Some more info on our pipeline: Pipeline 1 : Extracts Millions of rows from sql db(legacy), do some etl logic [ cleansing ,adding a new column,dropping columns, up case column values and so on ] and finally load into redshift
Pipeline 2 : Read data from Googlesheets, perform above etl logic and load into different redshift table[s].
Pipeline 3 : Read data from Google API's, perform cleanup, insert into redshift and so on.
How best I can write my ETL workflows with cloud composer.
Any help is highly thankful!
----------PROJECT STRUCTURE & REQUIREMENTS------------ In my compute Engine I have project like : /home/ubunutu/projects/project1 /venv /src/job1.py ( reads googlesheets and loads into cloudsql) /src/job2.py ( Reads Google Adwords API, do some cleaning, modifying attributes and load into cloudsql) /home/ubunutu/projects/project2 /venv /src/job1.py ( Read file from GCS, perform cleaning,adding/remving columns and load into cloudsql) /src/job2.py ( Reads data from a cloudsql table A and perform some modifications and loads into cloudsql table B) Now in composer, how do I orchestrate the complete work flow?
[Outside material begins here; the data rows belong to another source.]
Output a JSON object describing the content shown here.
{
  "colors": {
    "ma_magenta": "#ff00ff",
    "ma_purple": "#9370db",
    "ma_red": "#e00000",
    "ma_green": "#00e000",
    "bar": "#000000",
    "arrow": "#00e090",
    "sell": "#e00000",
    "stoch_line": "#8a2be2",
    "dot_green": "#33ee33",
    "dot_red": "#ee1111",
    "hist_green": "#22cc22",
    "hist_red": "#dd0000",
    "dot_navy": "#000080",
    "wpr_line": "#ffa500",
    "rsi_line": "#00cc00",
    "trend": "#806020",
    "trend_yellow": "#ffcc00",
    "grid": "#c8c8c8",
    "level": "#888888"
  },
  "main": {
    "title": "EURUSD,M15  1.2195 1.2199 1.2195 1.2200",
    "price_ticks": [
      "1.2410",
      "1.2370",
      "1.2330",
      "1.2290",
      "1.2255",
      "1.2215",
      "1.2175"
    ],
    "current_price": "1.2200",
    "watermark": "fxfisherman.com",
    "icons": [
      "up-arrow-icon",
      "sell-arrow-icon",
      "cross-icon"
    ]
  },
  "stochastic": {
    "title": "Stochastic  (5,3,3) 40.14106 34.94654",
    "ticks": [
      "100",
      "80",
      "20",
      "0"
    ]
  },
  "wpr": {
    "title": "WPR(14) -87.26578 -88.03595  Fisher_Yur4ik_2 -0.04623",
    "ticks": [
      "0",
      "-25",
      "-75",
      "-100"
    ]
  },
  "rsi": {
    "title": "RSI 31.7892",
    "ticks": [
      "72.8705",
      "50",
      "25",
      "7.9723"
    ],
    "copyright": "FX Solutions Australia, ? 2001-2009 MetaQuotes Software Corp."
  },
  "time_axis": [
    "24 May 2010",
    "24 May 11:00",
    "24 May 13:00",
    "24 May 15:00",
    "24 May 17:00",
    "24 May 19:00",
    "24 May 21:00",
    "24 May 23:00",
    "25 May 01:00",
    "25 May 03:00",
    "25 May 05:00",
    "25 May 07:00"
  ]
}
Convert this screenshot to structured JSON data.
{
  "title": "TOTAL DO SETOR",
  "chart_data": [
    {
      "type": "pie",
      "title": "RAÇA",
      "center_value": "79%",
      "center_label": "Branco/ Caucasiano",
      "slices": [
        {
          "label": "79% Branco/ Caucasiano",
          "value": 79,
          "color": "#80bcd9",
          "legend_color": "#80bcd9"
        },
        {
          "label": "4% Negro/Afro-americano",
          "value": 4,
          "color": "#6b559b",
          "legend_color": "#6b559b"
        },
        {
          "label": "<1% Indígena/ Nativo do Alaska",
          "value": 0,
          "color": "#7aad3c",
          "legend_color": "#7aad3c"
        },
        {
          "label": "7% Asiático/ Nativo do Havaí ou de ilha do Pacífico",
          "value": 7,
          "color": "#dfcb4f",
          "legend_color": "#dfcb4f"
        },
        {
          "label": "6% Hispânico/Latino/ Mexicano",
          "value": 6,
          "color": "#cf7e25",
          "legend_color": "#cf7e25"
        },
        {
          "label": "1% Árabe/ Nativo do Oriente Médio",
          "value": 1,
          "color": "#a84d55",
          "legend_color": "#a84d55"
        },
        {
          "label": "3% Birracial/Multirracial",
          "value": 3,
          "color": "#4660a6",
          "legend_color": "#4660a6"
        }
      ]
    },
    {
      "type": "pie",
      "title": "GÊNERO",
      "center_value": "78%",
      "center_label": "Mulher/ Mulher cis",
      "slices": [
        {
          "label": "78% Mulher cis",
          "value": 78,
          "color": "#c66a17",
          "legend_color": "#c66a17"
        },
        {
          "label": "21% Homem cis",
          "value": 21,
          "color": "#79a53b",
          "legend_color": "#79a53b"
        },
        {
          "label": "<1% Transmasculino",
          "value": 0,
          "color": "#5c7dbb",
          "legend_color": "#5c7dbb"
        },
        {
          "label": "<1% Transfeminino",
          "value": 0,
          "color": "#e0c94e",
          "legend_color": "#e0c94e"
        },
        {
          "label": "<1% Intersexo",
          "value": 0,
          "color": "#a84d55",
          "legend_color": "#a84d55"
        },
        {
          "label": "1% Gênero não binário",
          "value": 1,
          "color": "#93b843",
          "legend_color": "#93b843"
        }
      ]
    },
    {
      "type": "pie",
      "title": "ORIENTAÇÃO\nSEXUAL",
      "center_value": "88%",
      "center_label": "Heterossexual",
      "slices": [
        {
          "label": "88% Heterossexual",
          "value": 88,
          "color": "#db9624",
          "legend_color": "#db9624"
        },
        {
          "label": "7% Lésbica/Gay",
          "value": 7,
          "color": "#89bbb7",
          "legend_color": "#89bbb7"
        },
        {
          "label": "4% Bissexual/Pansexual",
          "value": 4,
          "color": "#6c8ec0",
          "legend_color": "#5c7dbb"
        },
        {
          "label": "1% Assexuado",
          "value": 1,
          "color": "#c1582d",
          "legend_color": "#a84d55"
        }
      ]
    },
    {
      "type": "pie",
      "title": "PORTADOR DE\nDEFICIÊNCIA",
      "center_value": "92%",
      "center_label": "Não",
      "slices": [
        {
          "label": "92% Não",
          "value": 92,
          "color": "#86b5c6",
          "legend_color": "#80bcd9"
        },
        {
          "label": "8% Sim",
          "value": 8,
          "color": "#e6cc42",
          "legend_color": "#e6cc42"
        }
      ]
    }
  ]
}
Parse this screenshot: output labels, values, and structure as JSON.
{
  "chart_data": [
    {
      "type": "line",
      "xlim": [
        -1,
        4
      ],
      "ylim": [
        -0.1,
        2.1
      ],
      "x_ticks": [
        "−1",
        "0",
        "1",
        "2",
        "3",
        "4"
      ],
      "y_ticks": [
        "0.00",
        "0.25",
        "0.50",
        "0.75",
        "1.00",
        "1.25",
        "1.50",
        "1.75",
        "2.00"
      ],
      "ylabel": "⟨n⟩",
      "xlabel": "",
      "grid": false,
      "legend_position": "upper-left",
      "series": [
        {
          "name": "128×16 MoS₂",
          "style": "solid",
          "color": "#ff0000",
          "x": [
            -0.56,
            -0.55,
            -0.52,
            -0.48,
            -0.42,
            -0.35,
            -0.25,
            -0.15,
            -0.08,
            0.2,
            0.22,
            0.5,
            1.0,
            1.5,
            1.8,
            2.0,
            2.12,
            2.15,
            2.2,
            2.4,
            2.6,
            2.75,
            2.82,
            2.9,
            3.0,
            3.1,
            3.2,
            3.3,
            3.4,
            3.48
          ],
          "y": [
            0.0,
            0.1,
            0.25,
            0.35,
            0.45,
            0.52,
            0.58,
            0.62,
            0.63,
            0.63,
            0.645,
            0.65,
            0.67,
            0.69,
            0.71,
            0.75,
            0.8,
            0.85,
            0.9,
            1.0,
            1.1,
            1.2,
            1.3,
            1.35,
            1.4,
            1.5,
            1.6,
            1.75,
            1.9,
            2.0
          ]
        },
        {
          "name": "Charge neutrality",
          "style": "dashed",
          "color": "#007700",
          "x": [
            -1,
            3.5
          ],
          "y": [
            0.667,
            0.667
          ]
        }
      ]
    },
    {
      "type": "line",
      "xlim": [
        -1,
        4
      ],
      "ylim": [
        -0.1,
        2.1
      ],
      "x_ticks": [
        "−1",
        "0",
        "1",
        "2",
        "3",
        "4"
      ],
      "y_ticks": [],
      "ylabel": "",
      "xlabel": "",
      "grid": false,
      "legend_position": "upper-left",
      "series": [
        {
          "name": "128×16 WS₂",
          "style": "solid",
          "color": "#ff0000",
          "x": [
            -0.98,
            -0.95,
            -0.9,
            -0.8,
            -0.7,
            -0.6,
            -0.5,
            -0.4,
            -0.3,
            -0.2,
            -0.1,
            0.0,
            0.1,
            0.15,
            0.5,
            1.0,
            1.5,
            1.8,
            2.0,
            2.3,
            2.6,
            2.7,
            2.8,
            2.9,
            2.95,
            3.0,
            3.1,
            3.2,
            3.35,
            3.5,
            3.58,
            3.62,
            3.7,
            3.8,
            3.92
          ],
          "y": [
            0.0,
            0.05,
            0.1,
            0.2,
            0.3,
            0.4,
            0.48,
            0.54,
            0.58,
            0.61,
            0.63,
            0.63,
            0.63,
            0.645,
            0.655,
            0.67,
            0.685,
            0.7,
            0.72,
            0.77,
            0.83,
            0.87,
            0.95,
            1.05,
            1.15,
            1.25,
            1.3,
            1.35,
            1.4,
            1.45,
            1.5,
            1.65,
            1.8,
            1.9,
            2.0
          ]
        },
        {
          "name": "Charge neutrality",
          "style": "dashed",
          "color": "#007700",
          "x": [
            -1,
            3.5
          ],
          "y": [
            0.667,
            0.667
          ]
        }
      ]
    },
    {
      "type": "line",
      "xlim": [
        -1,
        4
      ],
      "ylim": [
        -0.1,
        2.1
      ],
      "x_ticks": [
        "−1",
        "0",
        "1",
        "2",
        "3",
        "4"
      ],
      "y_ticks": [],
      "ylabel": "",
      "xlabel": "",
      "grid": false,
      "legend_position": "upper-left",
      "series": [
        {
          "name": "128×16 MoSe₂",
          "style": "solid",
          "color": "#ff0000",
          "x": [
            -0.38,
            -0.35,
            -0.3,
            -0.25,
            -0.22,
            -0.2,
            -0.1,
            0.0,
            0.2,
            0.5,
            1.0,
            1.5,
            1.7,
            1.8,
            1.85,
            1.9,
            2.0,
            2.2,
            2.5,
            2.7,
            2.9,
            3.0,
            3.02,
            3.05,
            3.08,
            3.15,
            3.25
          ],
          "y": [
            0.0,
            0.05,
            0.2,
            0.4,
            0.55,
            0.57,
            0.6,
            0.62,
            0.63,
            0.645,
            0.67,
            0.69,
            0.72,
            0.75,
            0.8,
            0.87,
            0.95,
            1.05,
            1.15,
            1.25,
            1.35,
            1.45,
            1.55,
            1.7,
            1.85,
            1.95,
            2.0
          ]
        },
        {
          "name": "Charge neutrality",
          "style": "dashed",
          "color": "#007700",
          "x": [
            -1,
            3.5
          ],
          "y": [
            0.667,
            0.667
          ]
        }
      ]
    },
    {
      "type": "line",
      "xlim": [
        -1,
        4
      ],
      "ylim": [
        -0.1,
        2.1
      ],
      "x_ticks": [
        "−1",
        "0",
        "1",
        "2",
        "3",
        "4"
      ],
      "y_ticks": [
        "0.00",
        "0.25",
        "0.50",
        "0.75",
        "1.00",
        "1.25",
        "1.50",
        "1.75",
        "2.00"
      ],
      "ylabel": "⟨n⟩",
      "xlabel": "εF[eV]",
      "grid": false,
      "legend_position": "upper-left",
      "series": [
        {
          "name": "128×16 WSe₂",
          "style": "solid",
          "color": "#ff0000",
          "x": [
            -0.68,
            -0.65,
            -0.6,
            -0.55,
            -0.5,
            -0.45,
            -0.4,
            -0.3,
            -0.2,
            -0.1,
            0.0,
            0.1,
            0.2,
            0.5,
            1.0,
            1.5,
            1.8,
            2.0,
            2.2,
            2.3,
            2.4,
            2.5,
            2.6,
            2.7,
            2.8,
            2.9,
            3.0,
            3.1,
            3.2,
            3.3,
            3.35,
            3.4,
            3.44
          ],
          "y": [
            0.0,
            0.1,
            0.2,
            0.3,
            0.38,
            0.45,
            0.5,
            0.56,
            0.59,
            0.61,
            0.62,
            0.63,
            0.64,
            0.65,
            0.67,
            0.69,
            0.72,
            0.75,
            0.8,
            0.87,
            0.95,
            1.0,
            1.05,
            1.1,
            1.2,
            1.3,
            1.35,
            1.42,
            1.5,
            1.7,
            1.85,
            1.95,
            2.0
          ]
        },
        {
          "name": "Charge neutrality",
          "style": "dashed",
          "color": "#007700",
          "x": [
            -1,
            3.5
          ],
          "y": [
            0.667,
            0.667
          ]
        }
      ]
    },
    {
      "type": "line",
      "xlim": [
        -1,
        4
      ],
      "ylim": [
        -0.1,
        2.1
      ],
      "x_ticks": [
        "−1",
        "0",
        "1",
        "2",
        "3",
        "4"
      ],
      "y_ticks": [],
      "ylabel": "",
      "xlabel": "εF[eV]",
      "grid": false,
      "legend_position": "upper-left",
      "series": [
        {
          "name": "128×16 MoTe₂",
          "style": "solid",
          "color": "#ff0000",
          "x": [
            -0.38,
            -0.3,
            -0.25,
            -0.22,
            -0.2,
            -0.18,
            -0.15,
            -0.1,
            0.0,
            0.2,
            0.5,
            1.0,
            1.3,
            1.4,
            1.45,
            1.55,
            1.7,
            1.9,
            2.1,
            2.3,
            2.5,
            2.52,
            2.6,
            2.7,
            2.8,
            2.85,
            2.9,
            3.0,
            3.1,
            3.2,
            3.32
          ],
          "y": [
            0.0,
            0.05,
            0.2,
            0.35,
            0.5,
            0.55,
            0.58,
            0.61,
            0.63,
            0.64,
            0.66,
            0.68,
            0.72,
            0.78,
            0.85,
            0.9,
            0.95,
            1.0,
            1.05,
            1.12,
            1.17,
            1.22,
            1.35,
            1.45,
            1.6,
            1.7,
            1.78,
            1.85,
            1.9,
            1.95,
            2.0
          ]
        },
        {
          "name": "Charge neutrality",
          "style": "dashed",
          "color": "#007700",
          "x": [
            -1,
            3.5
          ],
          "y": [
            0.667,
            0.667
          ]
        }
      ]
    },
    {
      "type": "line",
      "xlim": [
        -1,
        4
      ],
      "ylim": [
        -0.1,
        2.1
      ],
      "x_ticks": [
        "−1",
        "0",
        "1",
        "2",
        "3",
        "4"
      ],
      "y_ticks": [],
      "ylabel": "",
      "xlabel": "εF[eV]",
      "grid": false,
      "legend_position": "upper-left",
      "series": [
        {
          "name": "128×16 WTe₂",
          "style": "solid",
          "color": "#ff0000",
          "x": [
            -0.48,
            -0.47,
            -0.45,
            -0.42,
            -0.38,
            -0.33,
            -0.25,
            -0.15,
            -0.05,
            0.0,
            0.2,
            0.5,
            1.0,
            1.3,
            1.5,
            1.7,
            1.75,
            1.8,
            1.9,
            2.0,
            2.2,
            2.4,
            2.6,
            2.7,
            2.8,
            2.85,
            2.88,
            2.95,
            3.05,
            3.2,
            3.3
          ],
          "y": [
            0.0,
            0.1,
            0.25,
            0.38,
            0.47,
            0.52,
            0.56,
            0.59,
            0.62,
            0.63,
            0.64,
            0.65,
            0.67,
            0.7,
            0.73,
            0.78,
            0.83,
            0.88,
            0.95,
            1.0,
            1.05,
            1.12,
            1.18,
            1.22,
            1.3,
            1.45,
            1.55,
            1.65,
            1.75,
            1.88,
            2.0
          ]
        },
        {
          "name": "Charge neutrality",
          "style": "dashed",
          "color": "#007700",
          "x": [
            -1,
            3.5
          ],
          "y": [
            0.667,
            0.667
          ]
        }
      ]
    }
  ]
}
Python jobs sits in Compute engine and I need to execute them. The reason Why we use compute Engine is to perform some in-memory opearions like reading data in dataframe, do some group by, create new columns, creating temporary files and so on. or what would be your suggestions? As like moving the whole sandbox to composer's /data directory as like, /data/projects/project1 /venv /src/job1.py ( reads googlesheets and loads into cloudsql) /src/job2.py ( Reads Google Adwords API, do some cleaning, modifying attributes and load into cloudsql) /data/projects/project2 /venv /src/job1.py ( Read file from GCS, perform cleaning,adding/removing columns and load into cloudsql) /src/job2.py ( Reads data from a cloudsql table A and perform some modifications and loads into cloud sql table B) In this case, 1. Will I be able to download any temporary files in composer server and perform some operations on it? 2. I shall not be needed to create venv If I place my code in composer directly as I can install packages via PyPI in console? ----------------------------------------------------------
Could you please help me out with your valuable knowledge? Thanks a lot in advance!
Thanks a lot in advance!